La densité urbaine impose des contraintes particulières. Le passage ne peut pas toujours emprunter le trajet le plus court. Celui-ci traverse parfois un jardin aménagé ou une construction existante. Le juge doit alors arbitrer entre l’intérêt du fonds enclavé et la préservation de l’environnement bâti. Les troubles de jouissance locative liés à un passage intensif peuvent donner lieu à des demandes complémentaires. Le bruit, le stationnement ou le passage de camions peuvent justifier une indemnisation supplémentaire ou une modification des modalités d’exercice de la servitude. La présence de servitudes anciennes, non enregistrées ou mal décrites dans les actes notariés, complique encore l’analyse.
Pour les professionnels de l’immobilier, la vérification de l’absence d’enclave et de la réservation d’un passage suffisant constitue un impératif de due diligence avant toute acquisition. L’absence de cette vérification expose l’acquéreur à un contentieux coûteux dont l’issue est fortement contrainte par l’application stricte de l’article 684.
Questions fréquentes
Qu’est-ce qu’un terrain enclavé au sens du Code civil ?
Un terrain est enclavé lorsqu’il ne dispose d’aucune issue sur la voie publique ou lorsque son issue est insuffisante pour son exploitation normale. L’appréciation de cette insuffisance relève du pouvoir souverain des juges du fond. Une propriété difficilement accessible mais disposant techniquement d’un accès à la voie publique n’est pas enclavée.
Puis-je réclamer un passage sur n’importe quel fonds voisin ?
Si votre terrain est enclavé indépendamment de toute division, vous pouvez réclamer un passage sur le fonds voisin selon l’article 682. Vous devez alors emprunter le trajet le plus court et le moins dommageable. En revanche, si l’enclave résulte de la division d’un fonds unique, l’article 684 vous impose de rechercher le passage sur les parcelles issues de cette division. Même si un autre voisin offre un trajet plus favorable, vous ne pouvez pas l’y contraindre.
Comment se fixe l’indemnité due au propriétaire du fonds servant ?
L’indemnité est proportionnée au dommage occasionné par le passage. Elle couvre la dépréciation du terrain, les troubles d’usage et les éventuels coûts d’aménagement. Le juge du fond fixe le montant souverainement. En cas de désaccord, le propriétaire du fonds servant doit apporter la preuve du préjudice subi.
Quel délai ai-je pour saisir le juge si mon voisin refuse un passage ?
Il n’existe pas de réponse unique en cinq ans. L’article 685 du Code civil distingue l’usage trentenaire qui peut fixer l’assiette et le mode du passage de l’action en indemnité, qui est prescriptible. Le point de départ et la durée doivent être vérifiés selon l’objet précis de l’action. Il reste prudent d’agir rapidement, de dater le refus et de conserver les titres, plans, constats et échanges relatifs au passage.

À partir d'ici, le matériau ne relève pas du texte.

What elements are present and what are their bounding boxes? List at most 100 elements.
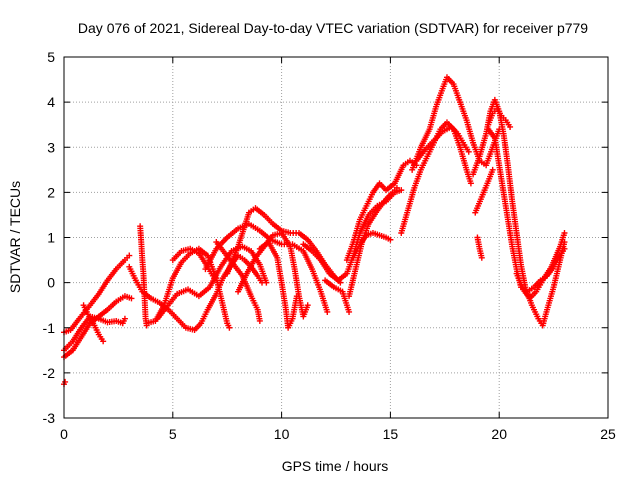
data-point-interp	[138, 286, 145, 293]
data-point-interp	[204, 285, 211, 292]
data-point-interp	[212, 292, 219, 299]
data-point-interp	[177, 261, 184, 268]
x-tick-label: 5	[169, 426, 177, 442]
x-axis-label: GPS time / hours	[282, 458, 389, 474]
data-point-interp	[247, 291, 254, 298]
data-point-interp	[325, 268, 332, 275]
data-point-interp	[90, 320, 97, 327]
data-point-interp	[212, 247, 219, 254]
data-point-interp	[291, 263, 298, 270]
y-tick-label: -3	[43, 410, 56, 426]
data-point-interp	[227, 250, 234, 257]
data-point-interp	[500, 128, 507, 135]
x-tick-label: 10	[274, 426, 290, 442]
chart-title: Day 076 of 2021, Sidereal Day-to-day VTE…	[78, 20, 588, 36]
series-s27	[485, 105, 514, 130]
data-point-interp	[189, 326, 196, 333]
data-point	[62, 378, 69, 385]
data-point-interp	[484, 180, 491, 187]
data-point-interp	[67, 348, 74, 355]
data-point-interp	[456, 96, 463, 103]
data-point-interp	[519, 284, 526, 291]
data-point-interp	[362, 205, 369, 212]
data-point-interp	[429, 139, 436, 146]
data-point-interp	[83, 308, 90, 315]
data-point-interp	[364, 223, 371, 230]
data-point-interp	[308, 264, 315, 271]
data-point-interp	[94, 329, 101, 336]
y-tick-label: 3	[47, 139, 55, 155]
data-point-interp	[253, 271, 260, 278]
data-point-interp	[460, 139, 467, 146]
data-point-interp	[126, 294, 133, 301]
data-point-interp	[342, 271, 349, 278]
data-point-interp	[488, 112, 495, 119]
data-point-interp	[500, 114, 507, 121]
x-tick-label: 20	[491, 426, 507, 442]
data-point-interp	[193, 249, 200, 256]
data-point-interp	[349, 241, 356, 248]
y-axis-label: SDTVAR / TECUs	[7, 181, 23, 293]
data-point-interp	[368, 191, 375, 198]
data-point-interp	[239, 255, 246, 262]
data-point-interp	[453, 129, 460, 136]
data-point-interp	[560, 232, 567, 239]
data-point-interp	[242, 272, 249, 279]
axis-ticks: 0 5 10 15 20 25 -3 -2 -1 0 1 2 3 4 5	[43, 49, 616, 442]
data-point-interp	[273, 252, 280, 259]
data-point-interp	[528, 285, 535, 292]
data-point-interp	[293, 229, 300, 236]
data-point-interp	[102, 308, 109, 315]
y-tick-label: 5	[47, 49, 55, 65]
data-point-interp	[488, 169, 495, 176]
data-point-interp	[259, 210, 266, 217]
data-point-interp	[391, 187, 398, 194]
data-point-interp	[538, 279, 545, 286]
data-point-interp	[293, 295, 300, 302]
data-point-interp	[508, 241, 515, 248]
data-point-interp	[352, 268, 359, 275]
data-point-interp	[124, 254, 131, 261]
y-tick-label: -2	[43, 365, 56, 381]
data-point-interp	[256, 315, 263, 322]
data-point-interp	[316, 255, 323, 262]
series-s23	[413, 123, 472, 164]
data-point-interp	[556, 245, 563, 252]
data-point-interp	[74, 317, 81, 324]
data-point-interp	[285, 229, 292, 236]
data-point-interp	[303, 304, 310, 311]
data-point-interp	[131, 275, 138, 282]
data-point-interp	[85, 322, 92, 329]
data-point-interp	[356, 218, 363, 225]
data-point-interp	[229, 259, 236, 266]
data-point-interp	[67, 340, 74, 347]
series-s18	[343, 157, 420, 264]
data-point-interp	[268, 219, 275, 226]
data-point-interp	[373, 209, 380, 216]
data-point-interp	[482, 132, 489, 139]
data-point-interp	[337, 287, 344, 294]
y-tick-label: 0	[47, 275, 55, 291]
data-point-interp	[404, 209, 411, 216]
data-point-interp	[216, 265, 223, 272]
data-point-interp	[438, 87, 445, 94]
data-point-interp	[219, 299, 226, 306]
data-point-interp	[223, 317, 230, 324]
data-point-interp	[437, 130, 444, 137]
series-s25	[472, 166, 496, 216]
data-point-interp	[220, 248, 227, 255]
data-point-interp	[416, 146, 423, 153]
data-point-interp	[420, 148, 427, 155]
data-point-interp	[456, 141, 463, 148]
data-point-interp	[111, 267, 118, 274]
data-point-interp	[355, 243, 362, 250]
data-point-interp	[547, 265, 554, 272]
data-point-interp	[505, 121, 512, 128]
data-point-interp	[323, 306, 330, 313]
data-point-interp	[432, 105, 439, 112]
data-point-interp	[555, 254, 562, 261]
x-tick-label: 25	[600, 426, 616, 442]
series-s17	[322, 277, 353, 315]
series-s11	[202, 220, 331, 315]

La division d’un terrain par héritage ou donation-partage relève-t-elle de l’article 684 ?
Oui. L’article 684 s’applique à toute division d’un fonds unique. Cette division peut résulter d’une vente, d’un partage successoral, d’une donation-partage ou d’un lotissement. La Cour de cassation a jugé que la destination du père de famille ne suffisait pas à établir une servitude de passage en dehors de l’article 684. Cette règle s’applique dès lors que l’enclave résulte directement de la division.
Puis-je transformer un passage pédestre en passage automobile ?
Non, sauf si la servitude a été fixée pour une exploitation nécessitant ce mode d’accès. Le juge détermine les modalités d’exercice de la servitude en fonction de la destination des lieux et des besoins d’exploitation du fonds enclavé. Toute modification unilatérale des modalités constitue une excédence de servitude.